Escuché el otro día desde Berlín la entrevista que le hicieron al presidente del PP gallego, Alberto Núñez Feijóo, y volví a sentir una profunda decepción por cómo se hace muchas veces periodismo entre nosotros.

No por las respuesta siempre evasivas del líder político, que a eso estamos más que acostumbrados, sino por el hecho de que la entrevistadora no se esforzara en señalarle inmediatamente ante el micrófono sus falsedades.

"Todos los presidentes autonómicos hemos estado al lado del Gobierno", se permitió, por ejemplo, decir el presidente de la Xunta sin que, con la simple hemeroteca en la mano, le rebatieran en directo tal afirmación.

Una vez acabada la conversación, uno de los analistas políticos del programa bromeó con eso que algunos atribuyen maliciosamente a los gallegos: su calculada ambigüedad, su capacidad para decir una cosa y la contraria sin que al final el interlocutor sepa a qué atenerse.

El líder del PP estuvo en cualquier caso en su papel, defendiendo al presidente nacional de su partido, por más que sean evidentes las diferencias, muchas veces más de tono que de sustancia, que existen entre ambos políticos.

Según Núñez Feijóo, las miles de muertes en esta pandemia han sido sólo consecuencia de la falta de previsión del Gobierno de Pedro Sánchez porque el PP lo había hecho todo bien, no había aprovechado en ningún momento la pandemia para hacer oposición y se había mostrado además siempre leal con el Ejecutivo nacional.
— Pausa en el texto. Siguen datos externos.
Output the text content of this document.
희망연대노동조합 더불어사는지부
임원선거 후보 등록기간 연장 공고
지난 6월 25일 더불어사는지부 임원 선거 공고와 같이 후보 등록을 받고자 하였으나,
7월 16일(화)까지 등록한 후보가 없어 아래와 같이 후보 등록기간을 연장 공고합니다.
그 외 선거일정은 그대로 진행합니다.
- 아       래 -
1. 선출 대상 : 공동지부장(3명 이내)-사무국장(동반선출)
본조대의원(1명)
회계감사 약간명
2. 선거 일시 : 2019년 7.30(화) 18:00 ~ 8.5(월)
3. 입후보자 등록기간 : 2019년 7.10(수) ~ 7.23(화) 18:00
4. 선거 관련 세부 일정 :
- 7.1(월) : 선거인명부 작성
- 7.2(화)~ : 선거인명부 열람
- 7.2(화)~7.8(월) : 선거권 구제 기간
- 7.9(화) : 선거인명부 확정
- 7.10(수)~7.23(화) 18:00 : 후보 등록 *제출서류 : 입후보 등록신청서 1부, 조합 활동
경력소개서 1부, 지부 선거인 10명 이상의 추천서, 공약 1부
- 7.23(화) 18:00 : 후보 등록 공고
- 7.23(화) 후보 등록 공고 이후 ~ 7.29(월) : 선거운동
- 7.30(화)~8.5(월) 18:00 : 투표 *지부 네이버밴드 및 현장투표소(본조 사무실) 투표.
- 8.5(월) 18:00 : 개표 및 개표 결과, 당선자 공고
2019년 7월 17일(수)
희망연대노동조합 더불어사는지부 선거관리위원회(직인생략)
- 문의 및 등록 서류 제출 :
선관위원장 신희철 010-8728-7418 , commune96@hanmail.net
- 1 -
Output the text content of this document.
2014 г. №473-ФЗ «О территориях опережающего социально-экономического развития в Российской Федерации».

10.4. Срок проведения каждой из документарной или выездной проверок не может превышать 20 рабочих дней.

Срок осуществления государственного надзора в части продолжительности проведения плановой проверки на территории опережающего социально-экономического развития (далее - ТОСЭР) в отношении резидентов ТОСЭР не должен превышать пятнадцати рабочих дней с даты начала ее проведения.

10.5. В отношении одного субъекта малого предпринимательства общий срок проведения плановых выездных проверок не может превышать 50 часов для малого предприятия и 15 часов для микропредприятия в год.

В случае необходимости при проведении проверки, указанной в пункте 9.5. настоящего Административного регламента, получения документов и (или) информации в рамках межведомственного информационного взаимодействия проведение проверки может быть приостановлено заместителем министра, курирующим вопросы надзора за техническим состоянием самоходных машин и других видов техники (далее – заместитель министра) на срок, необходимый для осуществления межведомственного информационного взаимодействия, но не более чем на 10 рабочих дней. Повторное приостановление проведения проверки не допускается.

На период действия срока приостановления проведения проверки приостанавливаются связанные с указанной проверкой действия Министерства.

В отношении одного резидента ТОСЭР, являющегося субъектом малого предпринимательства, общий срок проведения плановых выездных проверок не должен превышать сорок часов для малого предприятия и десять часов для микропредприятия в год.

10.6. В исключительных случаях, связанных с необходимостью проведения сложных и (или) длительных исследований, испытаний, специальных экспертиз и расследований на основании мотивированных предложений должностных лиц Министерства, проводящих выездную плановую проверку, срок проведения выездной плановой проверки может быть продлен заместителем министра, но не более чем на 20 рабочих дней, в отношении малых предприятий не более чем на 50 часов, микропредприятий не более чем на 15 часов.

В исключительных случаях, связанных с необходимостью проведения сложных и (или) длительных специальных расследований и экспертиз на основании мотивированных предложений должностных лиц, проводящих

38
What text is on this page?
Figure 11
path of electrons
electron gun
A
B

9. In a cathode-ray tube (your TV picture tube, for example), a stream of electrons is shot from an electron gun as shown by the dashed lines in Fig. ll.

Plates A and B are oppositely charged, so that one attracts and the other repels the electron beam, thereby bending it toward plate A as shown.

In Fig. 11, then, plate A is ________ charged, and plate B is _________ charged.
¿También en Madrid, uno de los epicentros de la pandemia?, habría que haberle preguntado inmediatamente, cosa que no se hizo. Más importaba al parecer preguntarle por algo que se sabía que no iba a contestar con sinceridad: si seguiría en Galicia hasta el final de un nuevo mandato, de ganar otra vez las elecciones, o daría finalmente el paso a la política nacional.

Me decepcionó, repito, la entrevista como me defraudan casi todas las que se hacen en nuestro país a los políticos, sean del partido que sean. En la mayoría de los casos se les deja explayarse cuanto les apetece, decir las medias verdades o directamente las mentiras más descaradas sin que se le ocurra al periodista interrumpir su discurso.

No es lo que ocurre en otros países europeos que conozco, donde el entrevistador se permite interrumpir cuantas veces haga falta al entrevistado, le discute aquellas afirmaciones que no crea ajustadas a la verdad o le repregunta hasta conseguir que no se salga una vez más por la tangente.

En Alemania, por ejemplo, no es raro ver a un ministro federal o jefe de gobierno de algún "land" participando en debates televisivos con políticos de la oposición, periodistas y representantes, muchas veces jóvenes, de la sociedad civil, que no vacilan en decirles a aquéllos a la cara lo que piensan.

En esos casos, el político no debe perder en ningún momento la compostura, ha de escuchar pacientemente las críticas que puedan hacérsele sin dar signos de soberbia porque al menos en ese momento es un participante más en un debate entre iguales.

En España, los políticos, sobre todo cuando están en el Gobierno, parecen acostumbrados a otro tipo de trato. Recuerdo la irritación que le produje una vez a una destacada dirigente del PP nacional cuando, entrevistándola para Efe en el Reino Unido, la interrumpí para contradecir algo que acababa de afirmar.

No parecía esperar aquélla que el corresponsal de una agencia pública interrumpiese su discurso, lo cual no debería extrañarnos tampoco hoy cuando vemos, por ejemplo, cómo muchos medios envían a profesionales cada vez más jóvenes y en muchos casos inexpertos a recoger simplemente las declaraciones de los políticos. Eso son relaciones públicas; no periodismo.